Configure Networking for Protected Traffic Between the Site-To-Site Peers

After completing the configuring of the Site-To-Site connection, make sure that you perform the following configuration for VPN to function on all targeted devices.

Procedure


Step 1

Configure AC policies:

Configure AC policies for permitting bidirectional traffic between the protected networks behind both peers. These policies help the packets to traverse to the intended destination without being dropped.

Note

You must create AC policies for incoming and outgoing traffic on both peers.
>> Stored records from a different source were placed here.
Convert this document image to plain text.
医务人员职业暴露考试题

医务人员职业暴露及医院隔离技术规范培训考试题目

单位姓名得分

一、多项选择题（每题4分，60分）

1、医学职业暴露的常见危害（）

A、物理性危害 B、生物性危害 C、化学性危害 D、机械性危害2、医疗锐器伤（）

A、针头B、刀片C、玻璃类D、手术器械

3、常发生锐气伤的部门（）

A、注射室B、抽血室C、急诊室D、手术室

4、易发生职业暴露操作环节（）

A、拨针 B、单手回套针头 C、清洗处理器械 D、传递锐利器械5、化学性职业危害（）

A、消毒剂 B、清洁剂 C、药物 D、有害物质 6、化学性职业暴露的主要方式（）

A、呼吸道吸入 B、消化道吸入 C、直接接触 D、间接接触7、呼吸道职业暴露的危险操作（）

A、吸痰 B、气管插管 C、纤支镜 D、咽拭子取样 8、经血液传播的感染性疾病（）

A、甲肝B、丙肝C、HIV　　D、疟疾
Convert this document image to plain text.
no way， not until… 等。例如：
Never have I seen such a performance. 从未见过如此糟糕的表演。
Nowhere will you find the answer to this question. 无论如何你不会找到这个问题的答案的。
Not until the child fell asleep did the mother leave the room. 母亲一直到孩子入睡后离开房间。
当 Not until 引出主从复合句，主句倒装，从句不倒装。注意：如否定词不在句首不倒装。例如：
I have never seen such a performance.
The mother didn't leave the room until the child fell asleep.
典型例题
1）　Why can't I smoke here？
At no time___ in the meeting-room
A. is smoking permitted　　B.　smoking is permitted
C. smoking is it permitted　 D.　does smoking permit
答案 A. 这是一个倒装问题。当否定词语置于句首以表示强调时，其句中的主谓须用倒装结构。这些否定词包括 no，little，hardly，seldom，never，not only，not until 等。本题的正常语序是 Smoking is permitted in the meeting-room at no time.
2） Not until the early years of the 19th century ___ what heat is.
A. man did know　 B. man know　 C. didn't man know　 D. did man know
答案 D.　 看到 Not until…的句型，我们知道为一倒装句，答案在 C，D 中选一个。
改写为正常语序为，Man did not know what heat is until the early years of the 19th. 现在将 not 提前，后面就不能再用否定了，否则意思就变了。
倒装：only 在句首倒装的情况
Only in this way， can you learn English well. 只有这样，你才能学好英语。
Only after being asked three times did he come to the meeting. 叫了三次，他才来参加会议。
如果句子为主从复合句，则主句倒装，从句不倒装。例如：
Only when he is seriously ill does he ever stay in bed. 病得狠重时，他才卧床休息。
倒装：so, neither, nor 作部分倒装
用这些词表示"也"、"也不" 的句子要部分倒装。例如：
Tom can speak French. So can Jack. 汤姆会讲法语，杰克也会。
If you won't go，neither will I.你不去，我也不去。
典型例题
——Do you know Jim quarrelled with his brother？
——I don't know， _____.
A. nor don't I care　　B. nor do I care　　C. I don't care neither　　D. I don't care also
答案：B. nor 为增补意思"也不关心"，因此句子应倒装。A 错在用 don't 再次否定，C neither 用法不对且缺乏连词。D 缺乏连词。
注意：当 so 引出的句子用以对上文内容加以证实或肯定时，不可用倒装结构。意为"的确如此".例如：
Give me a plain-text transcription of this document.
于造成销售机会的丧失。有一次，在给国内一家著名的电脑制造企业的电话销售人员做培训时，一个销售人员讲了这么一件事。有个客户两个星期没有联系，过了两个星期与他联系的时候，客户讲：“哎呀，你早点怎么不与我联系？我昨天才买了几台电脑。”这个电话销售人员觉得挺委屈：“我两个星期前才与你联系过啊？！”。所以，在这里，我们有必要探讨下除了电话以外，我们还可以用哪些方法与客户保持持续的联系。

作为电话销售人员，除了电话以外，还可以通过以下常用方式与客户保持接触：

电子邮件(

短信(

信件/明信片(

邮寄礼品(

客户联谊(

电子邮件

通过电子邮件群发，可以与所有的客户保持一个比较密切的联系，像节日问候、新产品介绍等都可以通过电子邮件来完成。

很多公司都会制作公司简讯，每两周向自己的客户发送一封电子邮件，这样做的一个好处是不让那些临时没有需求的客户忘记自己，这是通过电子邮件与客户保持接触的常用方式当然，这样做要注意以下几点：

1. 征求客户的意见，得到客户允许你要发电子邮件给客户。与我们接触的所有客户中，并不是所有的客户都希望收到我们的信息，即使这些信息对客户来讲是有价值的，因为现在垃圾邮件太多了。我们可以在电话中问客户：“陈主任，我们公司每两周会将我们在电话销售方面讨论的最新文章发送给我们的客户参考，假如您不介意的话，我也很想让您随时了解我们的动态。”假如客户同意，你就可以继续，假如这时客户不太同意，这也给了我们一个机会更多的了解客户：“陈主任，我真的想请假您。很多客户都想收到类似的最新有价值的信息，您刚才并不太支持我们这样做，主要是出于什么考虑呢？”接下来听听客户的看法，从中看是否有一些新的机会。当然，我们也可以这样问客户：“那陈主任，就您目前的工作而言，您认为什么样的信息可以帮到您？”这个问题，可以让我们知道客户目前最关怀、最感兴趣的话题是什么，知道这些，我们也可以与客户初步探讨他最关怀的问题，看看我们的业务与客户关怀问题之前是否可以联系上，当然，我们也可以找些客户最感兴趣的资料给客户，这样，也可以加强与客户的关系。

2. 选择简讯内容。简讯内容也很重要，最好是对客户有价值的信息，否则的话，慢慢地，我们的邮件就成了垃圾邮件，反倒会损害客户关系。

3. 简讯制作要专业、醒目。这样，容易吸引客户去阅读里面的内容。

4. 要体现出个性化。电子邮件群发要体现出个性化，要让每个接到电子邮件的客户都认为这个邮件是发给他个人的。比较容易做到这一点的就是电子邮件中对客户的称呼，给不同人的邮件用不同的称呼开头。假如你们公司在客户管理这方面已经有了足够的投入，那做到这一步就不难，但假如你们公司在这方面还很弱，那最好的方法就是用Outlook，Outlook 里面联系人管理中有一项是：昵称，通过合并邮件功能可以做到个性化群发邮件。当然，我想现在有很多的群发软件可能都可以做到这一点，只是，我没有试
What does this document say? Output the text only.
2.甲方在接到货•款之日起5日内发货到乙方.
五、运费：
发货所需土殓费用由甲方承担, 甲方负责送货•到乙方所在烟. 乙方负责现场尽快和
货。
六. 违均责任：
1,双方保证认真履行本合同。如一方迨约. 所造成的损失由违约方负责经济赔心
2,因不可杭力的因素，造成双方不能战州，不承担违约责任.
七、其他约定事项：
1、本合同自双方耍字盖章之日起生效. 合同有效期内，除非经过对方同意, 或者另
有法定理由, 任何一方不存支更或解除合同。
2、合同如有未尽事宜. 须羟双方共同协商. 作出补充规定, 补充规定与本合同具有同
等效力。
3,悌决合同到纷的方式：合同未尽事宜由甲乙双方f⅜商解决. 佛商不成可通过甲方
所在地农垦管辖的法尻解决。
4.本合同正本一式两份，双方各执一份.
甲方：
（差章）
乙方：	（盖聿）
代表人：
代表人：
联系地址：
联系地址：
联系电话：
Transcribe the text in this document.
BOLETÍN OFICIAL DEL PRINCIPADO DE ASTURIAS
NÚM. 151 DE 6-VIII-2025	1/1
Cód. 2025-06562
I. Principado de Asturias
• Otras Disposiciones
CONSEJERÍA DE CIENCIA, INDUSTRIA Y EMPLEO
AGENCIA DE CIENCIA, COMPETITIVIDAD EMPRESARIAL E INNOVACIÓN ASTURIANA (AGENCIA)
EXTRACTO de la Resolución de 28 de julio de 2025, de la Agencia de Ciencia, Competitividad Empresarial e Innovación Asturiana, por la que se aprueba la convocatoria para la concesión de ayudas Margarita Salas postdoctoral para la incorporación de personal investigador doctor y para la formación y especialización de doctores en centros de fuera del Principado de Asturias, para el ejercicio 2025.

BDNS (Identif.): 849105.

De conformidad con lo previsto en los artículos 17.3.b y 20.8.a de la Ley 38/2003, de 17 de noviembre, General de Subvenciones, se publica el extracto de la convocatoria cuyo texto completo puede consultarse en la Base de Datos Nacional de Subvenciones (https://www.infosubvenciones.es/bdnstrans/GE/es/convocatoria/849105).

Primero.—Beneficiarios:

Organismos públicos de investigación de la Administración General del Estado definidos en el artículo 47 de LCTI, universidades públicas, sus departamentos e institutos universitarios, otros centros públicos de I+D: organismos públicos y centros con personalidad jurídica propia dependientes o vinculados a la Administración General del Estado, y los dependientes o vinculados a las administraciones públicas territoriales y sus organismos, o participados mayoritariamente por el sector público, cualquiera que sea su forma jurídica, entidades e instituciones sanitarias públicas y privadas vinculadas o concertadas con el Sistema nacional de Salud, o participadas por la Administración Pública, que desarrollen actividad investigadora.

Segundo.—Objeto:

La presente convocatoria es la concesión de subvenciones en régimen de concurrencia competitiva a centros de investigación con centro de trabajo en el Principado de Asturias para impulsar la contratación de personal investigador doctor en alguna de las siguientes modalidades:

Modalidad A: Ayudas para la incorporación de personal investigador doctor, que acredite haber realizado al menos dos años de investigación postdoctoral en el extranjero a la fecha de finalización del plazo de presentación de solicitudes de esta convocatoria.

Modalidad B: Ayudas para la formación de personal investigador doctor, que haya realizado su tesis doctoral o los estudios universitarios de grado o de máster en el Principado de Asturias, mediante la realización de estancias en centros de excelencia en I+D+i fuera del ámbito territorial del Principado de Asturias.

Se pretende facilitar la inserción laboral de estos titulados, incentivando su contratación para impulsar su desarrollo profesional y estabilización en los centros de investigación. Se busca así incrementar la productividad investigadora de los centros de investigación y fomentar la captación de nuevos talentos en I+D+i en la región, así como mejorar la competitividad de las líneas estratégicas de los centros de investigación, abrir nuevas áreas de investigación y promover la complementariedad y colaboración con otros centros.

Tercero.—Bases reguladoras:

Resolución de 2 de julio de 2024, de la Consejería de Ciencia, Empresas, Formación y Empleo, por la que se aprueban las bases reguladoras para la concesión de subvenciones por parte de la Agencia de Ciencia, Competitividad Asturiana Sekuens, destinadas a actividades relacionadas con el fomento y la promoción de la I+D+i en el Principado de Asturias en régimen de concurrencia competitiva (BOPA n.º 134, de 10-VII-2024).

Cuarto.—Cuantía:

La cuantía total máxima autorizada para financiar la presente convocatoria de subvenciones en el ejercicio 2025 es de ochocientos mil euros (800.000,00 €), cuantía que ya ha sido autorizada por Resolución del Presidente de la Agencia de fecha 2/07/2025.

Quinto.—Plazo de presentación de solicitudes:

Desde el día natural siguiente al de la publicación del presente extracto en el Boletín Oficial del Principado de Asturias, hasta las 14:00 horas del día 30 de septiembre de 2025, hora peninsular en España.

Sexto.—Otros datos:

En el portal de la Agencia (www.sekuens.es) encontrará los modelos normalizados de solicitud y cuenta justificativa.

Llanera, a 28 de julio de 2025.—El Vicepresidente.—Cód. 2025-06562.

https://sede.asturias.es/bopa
  1. In the Security Cloud Control navigation bar at the left, click Policies and select the option that you want.

  2. Create policies for incoming and outgoing traffic on both peers. For more information on AC policy creation, see Configure the FDM Access Control Policy.

    The following example shows steps for creating AC policies on both peers.

    Consider two FDM-managed devices 'FTD_BGL_972' and 'FTD_BGL_973' with Site-To-Site VPN connection between two protected networks 'boulder-network' and 'sanjose-network' respectively.

    Creating the AC policy for permitting incoming traffic:

    The policy 'Permit_incoming_VPN_traffic_from_973' is created on the 'FTD_BGL_972' device for allowing incoming traffic from the peer ('FTD_BGL_973').

    • Source Zone: Set the zone of the peer device from which the network traffic originates. In this example, the traffic is originating from FTD_BGL_973 and reaching FTD_BGL_972.

    • Source Network: Set the protected network of the peer device from which the network traffic originates. In this example, traffic is originating from 'sanjose-network' which is the protected network behind the peer device (FTD_BGL_973).

    • Destination Network: Set the protected network of the device on which the network traffic arrives. In this example, traffic is arriving at 'boulder-network' which is the protected network behind the peer device (FTD_BGL_972). Note: The remaining fields can have the default value ("Any").

    • Set Action to Allow for allowing the traffic subject to the intrusion and other inspection settings in the policy.

    Creating the AC policy for permitting outgoing traffic:

    The policy 'Permit_outgoing_VPN_traffic_to_973' is created on the 'FTD_BGL_972' device for permitting outgoing traffic to the peer ('FTD_BGL_973').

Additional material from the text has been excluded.